NEW YORK (Reuters) - Enigmatic Frenchman Gael Monfils extended his untroubled U.S. Open run by taming seventh-seed Grigor Dimitrov 7-5 7-6 (6) 7-5 on Tuesday to reach the quarter-finals without dropping a set.
Monfils, seeded 20th, stayed away from the flashy highlight reel shots he is known for and in favour of a more workmanlike approach to stop the player dubbed "Baby Fed" for his all-around game that resembles Swiss maestro Roger Federer.
The Frenchman could now meet the real Federer in the last eight if the 17-times grand slam winner wins his fourth round clash later on Tuesday against Spain's Roberto Bautista Agut.
Such a match would present and intriguing contrast of styles given the controlled calm of Federer's play to the frenetic Monfils, whose game can be wildly entertaining or maddening depending on his mood.
"He's definitely the legend of tennis," said Monfils, looking ahead to a possible meeting with Federer. "I think right now he's the greatest tennis player we ever had, and for me it's always challenging to play against him.

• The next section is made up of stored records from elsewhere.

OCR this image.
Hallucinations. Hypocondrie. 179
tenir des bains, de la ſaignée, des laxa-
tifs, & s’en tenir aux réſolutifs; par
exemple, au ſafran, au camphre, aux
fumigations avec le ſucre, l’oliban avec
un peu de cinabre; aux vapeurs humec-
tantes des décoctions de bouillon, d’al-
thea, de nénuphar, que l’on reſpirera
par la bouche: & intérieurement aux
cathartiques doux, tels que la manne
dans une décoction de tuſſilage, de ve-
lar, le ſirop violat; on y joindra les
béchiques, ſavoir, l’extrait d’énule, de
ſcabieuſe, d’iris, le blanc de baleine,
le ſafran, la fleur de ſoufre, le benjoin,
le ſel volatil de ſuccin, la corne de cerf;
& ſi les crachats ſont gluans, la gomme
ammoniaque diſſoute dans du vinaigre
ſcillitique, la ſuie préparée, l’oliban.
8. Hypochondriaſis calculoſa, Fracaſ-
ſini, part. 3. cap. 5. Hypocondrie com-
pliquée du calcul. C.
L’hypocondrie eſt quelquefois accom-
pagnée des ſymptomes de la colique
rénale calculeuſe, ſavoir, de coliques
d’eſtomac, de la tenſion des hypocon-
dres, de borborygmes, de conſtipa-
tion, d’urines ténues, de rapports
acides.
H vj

"It's always great, because no matter what, I will say to my children, I played against him."
World number one Novak Djokovic has said that Monfils is the only player he would buy a ticket to watch and he is not alone.
In many ways Monfils is a tennis genius but his creativity on the court can often be described as abstract.
Ever the showman, Monfils, who celebrated his 28th birthday on Monday, has produced a library of logic-defying shots and been labelled as one of game's great natural talents.
But for all the superlatives and praise the Frenchman's resume marks him out as journeyman, a player with a modest five career titles who has yet to reach a grand slam final.
"It's easy to say but I think every time I'm the same," said Monfils, denying he was taking a more serious approach this year at Flushing Meadows. "I will say I'm a bit more lucky than I was maybe sometime in the past. ... I haven't changed a lot. I just play maybe solid today, but I'm still the same."
Monfils had the only break chance in a tight opening set and did not waste the opportunity going up 6-5 and then holding serve for a 1-0 lead.
After trading breaks in the second the set went to a tiebreaker where the 23-year-old Bulgarian charged ahead 6-4 and looked poised to level the match until Monfils swept the next four points to grab control.
The lanky Frenchman closed out the contest with another break when Dimitrov double-faulted, sending him back to the U.S. Open quarter-finals for the first time since 2010.
"I'm happy because I played good. I think I played solid." said Monfils. "I think I hit better the ball day after day; served better.
"I keep things simple in my head, so obviously is working.
"It is pure luck, you know, to have not dropped a set. So you need to have it sometime, and I hope I will have more."